Show that if $A$ is a connected subset of a metric space $X$, then $\overline{A}$ is connected.
My approach: If $A$ is a connected subset of metric space $X$, then $\emptyset$ and $A$ are open and closed.
If $A=A^{\circ}$, then $A$ is open and if $A=\overline{A}$, then $A$ is closed. So,
$$A^{\circ}=\overline{A}^{\circ}\subset \overline{A}$$ $$\overline{A}=A\subset\overline{A}=A^{\circ}=\overline{A}^{\circ}\implies \overline{A}\subset\overline{A}^{\circ}$$
Then $\overline{A}=\overline{A}^{\circ}=A^{\circ}$, then $\overline{A}$ is open. And clearly, $\overline{A}$ is closed. So $\overline{A}$ is closed. This is correct?? Thanks!

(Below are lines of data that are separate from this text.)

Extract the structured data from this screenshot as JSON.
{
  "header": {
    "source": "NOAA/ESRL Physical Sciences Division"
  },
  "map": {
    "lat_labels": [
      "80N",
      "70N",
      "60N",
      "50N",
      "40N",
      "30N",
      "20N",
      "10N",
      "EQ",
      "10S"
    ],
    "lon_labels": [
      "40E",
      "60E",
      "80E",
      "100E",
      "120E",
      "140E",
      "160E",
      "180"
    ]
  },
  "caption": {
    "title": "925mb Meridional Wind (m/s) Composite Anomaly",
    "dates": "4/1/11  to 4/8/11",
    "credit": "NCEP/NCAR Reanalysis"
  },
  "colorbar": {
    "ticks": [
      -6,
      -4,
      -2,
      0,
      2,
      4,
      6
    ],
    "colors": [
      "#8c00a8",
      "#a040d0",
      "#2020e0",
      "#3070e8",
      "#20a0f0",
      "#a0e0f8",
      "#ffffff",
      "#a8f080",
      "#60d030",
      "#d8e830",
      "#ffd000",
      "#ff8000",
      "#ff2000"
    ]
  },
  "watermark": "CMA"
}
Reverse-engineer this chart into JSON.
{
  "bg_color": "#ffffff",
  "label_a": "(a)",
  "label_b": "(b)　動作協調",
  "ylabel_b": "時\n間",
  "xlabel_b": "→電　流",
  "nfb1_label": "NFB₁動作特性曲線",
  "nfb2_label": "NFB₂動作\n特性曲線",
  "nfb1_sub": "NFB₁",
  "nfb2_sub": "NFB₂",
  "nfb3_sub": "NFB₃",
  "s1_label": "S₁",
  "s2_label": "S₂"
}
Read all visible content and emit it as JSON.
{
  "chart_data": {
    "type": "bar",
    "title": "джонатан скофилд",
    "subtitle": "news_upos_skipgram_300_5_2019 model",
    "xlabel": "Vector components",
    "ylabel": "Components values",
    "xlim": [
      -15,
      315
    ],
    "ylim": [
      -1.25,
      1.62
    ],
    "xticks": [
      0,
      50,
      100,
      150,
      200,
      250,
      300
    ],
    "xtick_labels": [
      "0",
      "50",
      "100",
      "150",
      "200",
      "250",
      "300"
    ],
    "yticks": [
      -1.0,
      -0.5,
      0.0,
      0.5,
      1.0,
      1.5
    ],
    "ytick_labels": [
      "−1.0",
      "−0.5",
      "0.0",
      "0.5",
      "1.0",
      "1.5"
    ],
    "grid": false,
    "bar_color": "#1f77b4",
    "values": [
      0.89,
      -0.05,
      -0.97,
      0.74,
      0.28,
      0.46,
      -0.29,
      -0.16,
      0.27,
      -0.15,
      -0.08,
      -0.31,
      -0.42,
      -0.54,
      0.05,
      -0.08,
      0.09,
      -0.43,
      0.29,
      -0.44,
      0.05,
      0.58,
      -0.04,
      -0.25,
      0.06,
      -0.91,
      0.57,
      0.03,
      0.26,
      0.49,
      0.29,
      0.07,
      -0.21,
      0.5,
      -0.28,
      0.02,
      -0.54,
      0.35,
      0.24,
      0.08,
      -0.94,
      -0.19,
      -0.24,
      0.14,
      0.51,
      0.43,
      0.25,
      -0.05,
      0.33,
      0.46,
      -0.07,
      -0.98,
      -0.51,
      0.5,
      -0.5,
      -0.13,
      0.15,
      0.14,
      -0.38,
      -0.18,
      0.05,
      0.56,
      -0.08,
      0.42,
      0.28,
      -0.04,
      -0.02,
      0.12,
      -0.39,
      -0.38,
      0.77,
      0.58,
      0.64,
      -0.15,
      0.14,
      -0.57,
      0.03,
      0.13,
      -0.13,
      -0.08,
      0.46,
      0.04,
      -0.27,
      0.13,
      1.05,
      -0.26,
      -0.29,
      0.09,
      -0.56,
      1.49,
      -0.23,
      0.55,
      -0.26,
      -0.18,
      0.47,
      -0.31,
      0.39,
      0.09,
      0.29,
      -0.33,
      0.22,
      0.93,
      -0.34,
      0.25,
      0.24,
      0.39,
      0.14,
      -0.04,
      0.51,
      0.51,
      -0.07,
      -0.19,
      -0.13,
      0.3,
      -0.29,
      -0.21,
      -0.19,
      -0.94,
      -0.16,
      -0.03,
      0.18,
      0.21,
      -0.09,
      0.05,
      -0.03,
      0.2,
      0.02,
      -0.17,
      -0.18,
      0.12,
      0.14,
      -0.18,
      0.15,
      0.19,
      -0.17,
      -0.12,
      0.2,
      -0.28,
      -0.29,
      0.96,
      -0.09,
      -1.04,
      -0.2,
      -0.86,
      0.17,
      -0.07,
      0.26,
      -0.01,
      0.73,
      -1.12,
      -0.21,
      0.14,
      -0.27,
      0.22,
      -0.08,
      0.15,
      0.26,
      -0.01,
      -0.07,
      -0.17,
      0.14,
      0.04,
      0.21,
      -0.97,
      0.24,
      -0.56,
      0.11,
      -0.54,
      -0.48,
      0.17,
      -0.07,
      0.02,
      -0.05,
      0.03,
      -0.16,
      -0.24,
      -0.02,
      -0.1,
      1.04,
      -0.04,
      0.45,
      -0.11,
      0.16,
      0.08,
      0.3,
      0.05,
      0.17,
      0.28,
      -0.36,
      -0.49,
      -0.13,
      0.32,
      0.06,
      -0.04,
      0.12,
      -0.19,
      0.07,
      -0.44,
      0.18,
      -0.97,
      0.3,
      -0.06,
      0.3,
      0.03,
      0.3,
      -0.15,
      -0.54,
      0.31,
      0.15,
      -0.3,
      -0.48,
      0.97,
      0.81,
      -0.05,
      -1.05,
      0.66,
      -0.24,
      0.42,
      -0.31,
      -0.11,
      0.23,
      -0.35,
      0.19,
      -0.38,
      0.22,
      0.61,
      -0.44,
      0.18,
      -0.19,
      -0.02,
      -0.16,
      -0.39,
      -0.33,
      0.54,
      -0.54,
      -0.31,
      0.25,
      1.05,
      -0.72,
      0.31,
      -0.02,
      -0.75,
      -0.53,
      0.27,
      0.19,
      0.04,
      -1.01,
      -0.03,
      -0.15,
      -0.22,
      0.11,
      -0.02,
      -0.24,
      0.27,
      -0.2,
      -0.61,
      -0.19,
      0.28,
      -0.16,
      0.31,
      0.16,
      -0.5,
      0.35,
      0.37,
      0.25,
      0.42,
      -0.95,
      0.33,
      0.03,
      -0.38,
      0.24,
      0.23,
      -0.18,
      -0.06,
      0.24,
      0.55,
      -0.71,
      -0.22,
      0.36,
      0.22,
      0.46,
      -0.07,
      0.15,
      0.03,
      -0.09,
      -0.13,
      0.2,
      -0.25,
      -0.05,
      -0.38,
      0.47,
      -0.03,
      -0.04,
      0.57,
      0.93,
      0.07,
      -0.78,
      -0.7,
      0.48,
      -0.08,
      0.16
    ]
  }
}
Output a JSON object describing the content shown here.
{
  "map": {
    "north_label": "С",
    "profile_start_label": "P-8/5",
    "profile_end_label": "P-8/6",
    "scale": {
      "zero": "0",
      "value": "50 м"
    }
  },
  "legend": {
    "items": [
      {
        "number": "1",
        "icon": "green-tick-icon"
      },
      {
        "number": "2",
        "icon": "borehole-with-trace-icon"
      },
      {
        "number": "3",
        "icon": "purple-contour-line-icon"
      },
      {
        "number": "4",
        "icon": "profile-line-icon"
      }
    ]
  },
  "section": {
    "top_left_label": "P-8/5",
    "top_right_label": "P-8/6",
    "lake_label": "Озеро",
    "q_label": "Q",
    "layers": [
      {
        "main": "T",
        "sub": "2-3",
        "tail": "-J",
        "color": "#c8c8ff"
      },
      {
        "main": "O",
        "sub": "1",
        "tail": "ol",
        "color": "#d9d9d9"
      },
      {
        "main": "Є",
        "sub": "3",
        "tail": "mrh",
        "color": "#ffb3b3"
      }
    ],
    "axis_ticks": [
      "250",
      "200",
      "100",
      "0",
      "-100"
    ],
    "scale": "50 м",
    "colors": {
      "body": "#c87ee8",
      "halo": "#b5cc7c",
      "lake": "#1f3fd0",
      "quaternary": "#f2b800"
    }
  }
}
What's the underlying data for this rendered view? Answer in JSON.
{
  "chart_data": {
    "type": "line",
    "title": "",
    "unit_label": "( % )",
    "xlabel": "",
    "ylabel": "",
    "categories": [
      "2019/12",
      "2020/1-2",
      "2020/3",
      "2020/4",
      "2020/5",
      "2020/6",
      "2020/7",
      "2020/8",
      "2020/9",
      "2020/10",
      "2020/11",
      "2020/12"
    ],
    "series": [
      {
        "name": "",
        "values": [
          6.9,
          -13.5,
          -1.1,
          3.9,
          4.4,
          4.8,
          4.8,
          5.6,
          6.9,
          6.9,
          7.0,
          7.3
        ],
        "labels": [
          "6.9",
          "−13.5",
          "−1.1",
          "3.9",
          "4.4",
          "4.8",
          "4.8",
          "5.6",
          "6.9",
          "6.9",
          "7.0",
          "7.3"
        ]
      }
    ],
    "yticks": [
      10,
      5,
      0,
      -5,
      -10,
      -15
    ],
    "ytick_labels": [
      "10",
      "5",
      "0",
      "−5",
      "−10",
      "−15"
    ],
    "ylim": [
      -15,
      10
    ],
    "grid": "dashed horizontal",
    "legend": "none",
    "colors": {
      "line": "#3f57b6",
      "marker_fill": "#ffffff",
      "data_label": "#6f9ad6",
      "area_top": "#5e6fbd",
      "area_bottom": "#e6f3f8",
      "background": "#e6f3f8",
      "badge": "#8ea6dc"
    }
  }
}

You have the definition of connected wrong. $A$ is connected iff its only clopen subsets (when it is considered a subspace) are itself and $\emptyset$.
Suppose $\bar A$ is not connected. Then there is nonempty, clopen (in $\bar A$) $B$ with $B\subsetneq\bar A$.
Then consider $C=B\cap A$.
Claim: $C\subsetneq A$ is nonempty and clopen in $A$.
$C$ is nonempty because $B\subset\bar A$ is open.
$C$ is clopen in $A$ because $B=U\cap \bar A$, where $U$ is clopen in $X$ (thus $C=U\cap A$).